What stood out for me in the McKinsey & Company article were the importance of vision, transparency and culture. Those are the three meta-themes that exist in the ten conditions laid out by KnowledgeWorks. All three need to be firmly in existence throughout all ten of the district conditions.
Vision
Without a strong vision for personalized learning, school districts will just do initiative after initiative. A strong vision for learning eliminates piecemeal management and empowers strong, systemic processes that align all decisions to deep levels of learning for all children. A shared vision will become the touchpoint around which all work within a learning community is planned.
See examples of personalized learning communities applying their vision in Portland, Maine, Lindsay, California, and Austin, Texas.
Transparency
To truly make the systemic switch to personalized learning, we have to have a system-wide approach to innovation. When we talk about transparency at KnowledgeWorks, we’re making the case for being inclusive of everyone in the process. Change like this is not something that just the School Board or administration or superintendent does.
A successful transition to personalized learning is a system-wide approach that is codified by teachers, by administrators, by students and by community members. Everyone is included in the process and that ensures that everyone is committed to the vision together and designs the learning structures necessary to make personalized learning possible.

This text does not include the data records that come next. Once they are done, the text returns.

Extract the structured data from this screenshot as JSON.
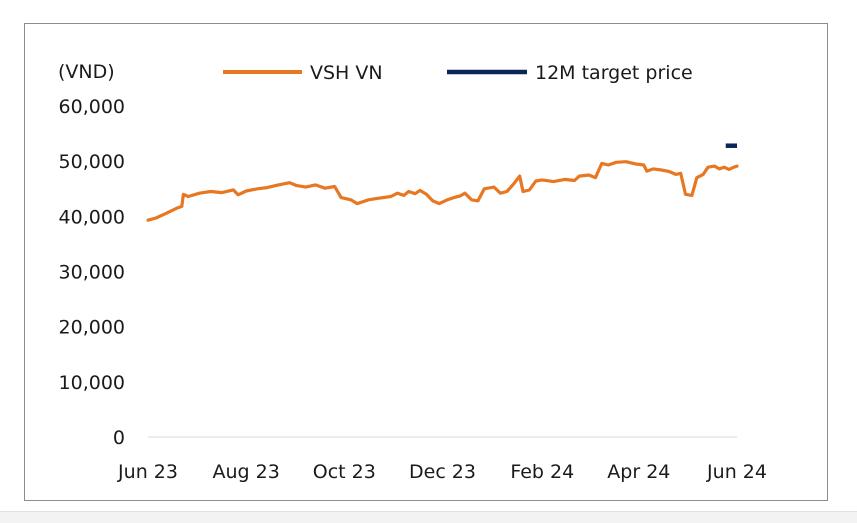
{
  "chart_data": {
    "type": "line",
    "unit_label": "(VND)",
    "ylim": [
      0,
      60000
    ],
    "yticks": [
      0,
      10000,
      20000,
      30000,
      40000,
      50000,
      60000
    ],
    "ytick_labels": [
      "0",
      "10,000",
      "20,000",
      "30,000",
      "40,000",
      "50,000",
      "60,000"
    ],
    "xlim": [
      "2023-06-01",
      "2024-06-01"
    ],
    "xticks": [
      "2023-06-01",
      "2023-08-01",
      "2023-10-01",
      "2023-12-01",
      "2024-02-01",
      "2024-04-01",
      "2024-06-01"
    ],
    "xtick_labels": [
      "Jun 23",
      "Aug 23",
      "Oct 23",
      "Dec 23",
      "Feb 24",
      "Apr 24",
      "Jun 24"
    ],
    "grid": false,
    "legend_position": "top",
    "series": [
      {
        "name": "VSH VN",
        "color": "#E87722",
        "type": "line",
        "points": [
          [
            "2023-06-01",
            39300
          ],
          [
            "2023-06-06",
            39700
          ],
          [
            "2023-06-12",
            40500
          ],
          [
            "2023-06-19",
            41500
          ],
          [
            "2023-06-22",
            41800
          ],
          [
            "2023-06-23",
            44000
          ],
          [
            "2023-06-26",
            43600
          ],
          [
            "2023-07-03",
            44200
          ],
          [
            "2023-07-10",
            44500
          ],
          [
            "2023-07-17",
            44300
          ],
          [
            "2023-07-24",
            44800
          ],
          [
            "2023-07-27",
            43900
          ],
          [
            "2023-08-01",
            44600
          ],
          [
            "2023-08-08",
            45000
          ],
          [
            "2023-08-14",
            45200
          ],
          [
            "2023-08-21",
            45700
          ],
          [
            "2023-08-28",
            46100
          ],
          [
            "2023-09-01",
            45600
          ],
          [
            "2023-09-07",
            45300
          ],
          [
            "2023-09-13",
            45700
          ],
          [
            "2023-09-19",
            45100
          ],
          [
            "2023-09-25",
            45400
          ],
          [
            "2023-09-29",
            43400
          ],
          [
            "2023-10-05",
            43000
          ],
          [
            "2023-10-09",
            42300
          ],
          [
            "2023-10-16",
            43000
          ],
          [
            "2023-10-23",
            43300
          ],
          [
            "2023-10-30",
            43600
          ],
          [
            "2023-11-03",
            44200
          ],
          [
            "2023-11-07",
            43800
          ],
          [
            "2023-11-10",
            44500
          ],
          [
            "2023-11-14",
            44100
          ],
          [
            "2023-11-17",
            44700
          ],
          [
            "2023-11-21",
            44000
          ],
          [
            "2023-11-25",
            42800
          ],
          [
            "2023-11-29",
            42300
          ],
          [
            "2023-12-04",
            43000
          ],
          [
            "2023-12-08",
            43400
          ],
          [
            "2023-12-12",
            43700
          ],
          [
            "2023-12-15",
            44200
          ],
          [
            "2023-12-19",
            43000
          ],
          [
            "2023-12-23",
            42800
          ],
          [
            "2023-12-27",
            45000
          ],
          [
            "2024-01-02",
            45300
          ],
          [
            "2024-01-06",
            44200
          ],
          [
            "2024-01-10",
            44500
          ],
          [
            "2024-01-14",
            45800
          ],
          [
            "2024-01-18",
            47300
          ],
          [
            "2024-01-20",
            44500
          ],
          [
            "2024-01-24",
            44800
          ],
          [
            "2024-01-28",
            46400
          ],
          [
            "2024-02-01",
            46600
          ],
          [
            "2024-02-08",
            46300
          ],
          [
            "2024-02-15",
            46700
          ],
          [
            "2024-02-21",
            46500
          ],
          [
            "2024-02-24",
            47300
          ],
          [
            "2024-03-01",
            47500
          ],
          [
            "2024-03-05",
            47000
          ],
          [
            "2024-03-09",
            49600
          ],
          [
            "2024-03-13",
            49300
          ],
          [
            "2024-03-18",
            49800
          ],
          [
            "2024-03-24",
            49900
          ],
          [
            "2024-03-30",
            49500
          ],
          [
            "2024-04-04",
            49300
          ],
          [
            "2024-04-06",
            48200
          ],
          [
            "2024-04-10",
            48600
          ],
          [
            "2024-04-15",
            48400
          ],
          [
            "2024-04-20",
            48100
          ],
          [
            "2024-04-24",
            47600
          ],
          [
            "2024-04-27",
            47800
          ],
          [
            "2024-04-30",
            44000
          ],
          [
            "2024-05-04",
            43800
          ],
          [
            "2024-05-07",
            47000
          ],
          [
            "2024-05-11",
            47600
          ],
          [
            "2024-05-14",
            48900
          ],
          [
            "2024-05-18",
            49100
          ],
          [
            "2024-05-21",
            48600
          ],
          [
            "2024-05-24",
            48900
          ],
          [
            "2024-05-27",
            48500
          ],
          [
            "2024-05-30",
            48900
          ],
          [
            "2024-06-01",
            49100
          ]
        ]
      },
      {
        "name": "12M target price",
        "color": "#0B2559",
        "type": "segment",
        "points": [
          [
            "2024-05-25",
            52800
          ],
          [
            "2024-06-01",
            52800
          ]
        ]
      }
    ]
  }
}
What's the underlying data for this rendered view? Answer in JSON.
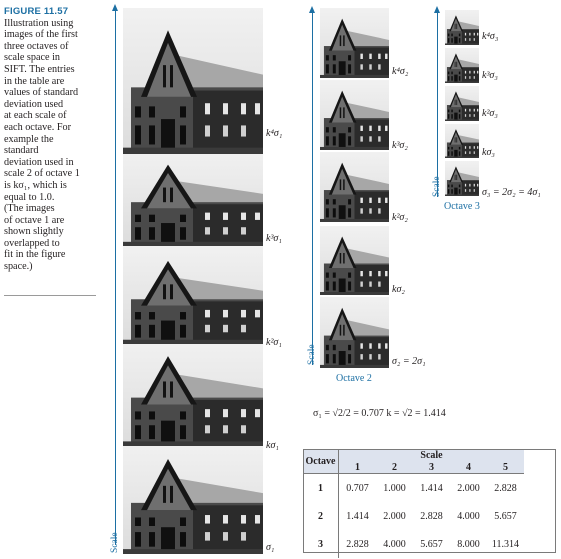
{
  "caption": {
    "figure_label": "FIGURE 11.57",
    "lines": [
      "Illustration using",
      "images of the first",
      "three octaves of",
      "scale space in",
      "SIFT. The entries",
      "in the table are",
      "values of standard",
      "deviation used",
      "at each scale of",
      "each octave. For",
      "example the",
      "standard",
      "deviation used in",
      "scale 2 of octave 1",
      "is kσ₁, which is",
      "equal to 1.0.",
      "(The images",
      "of octave 1 are",
      "shown slightly",
      "overlapped to",
      "fit in the figure",
      "space.)"
    ]
  },
  "axis_label": "Scale",
  "octaves": [
    {
      "name": "",
      "scale_labels": [
        "σ₁",
        "kσ₁",
        "k²σ₁",
        "k³σ₁",
        "k⁴σ₁"
      ]
    },
    {
      "name": "Octave 2",
      "scale_labels": [
        "σ₂ = 2σ₁",
        "kσ₂",
        "k²σ₂",
        "k³σ₂",
        "k⁴σ₂"
      ]
    },
    {
      "name": "Octave 3",
      "scale_labels": [
        "σ₃ = 2σ₂ = 4σ₁",
        "kσ₃",
        "k²σ₃",
        "k³σ₃",
        "k⁴σ₃"
      ]
    }
  ],
  "formula": "σ₁ = √2/2 = 0.707     k = √2 = 1.414",
  "table": {
    "row_header": "Octave",
    "column_header": "Scale",
    "columns": [
      "1",
      "2",
      "3",
      "4",
      "5"
    ],
    "rows": [
      {
        "octave": "1",
        "values": [
          "0.707",
          "1.000",
          "1.414",
          "2.000",
          "2.828"
        ]
      },
      {
        "octave": "2",
        "values": [
          "1.414",
          "2.000",
          "2.828",
          "4.000",
          "5.657"
        ]
      },
      {
        "octave": "3",
        "values": [
          "2.828",
          "4.000",
          "5.657",
          "8.000",
          "11.314"
        ]
      }
    ]
  }
}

The idea of transparency extends to our students as well. When we’re crystal clear with students about what the expectations are for them, and they understand how they can leverage their interests, hobbies and what motivates them and apply those things to the expected learning outcomes … that’s when personalized learning starts happening.
Culture
When you’re operating under a shared vision, in partnership with people and organizations throughout the community, you are creating a culture of personalized learning. This culture is critical for the successful transition to personalized learning, but doesn’t happen in a vacuum. It happens through the process of creating a shared vision and being transparent about the process, expectations, successes and lessons learned.
When you put those conditions all in place – built around those meta themes of vision, transparency and culture – that’s when a school district transitions from a traditional school district to a true learning community.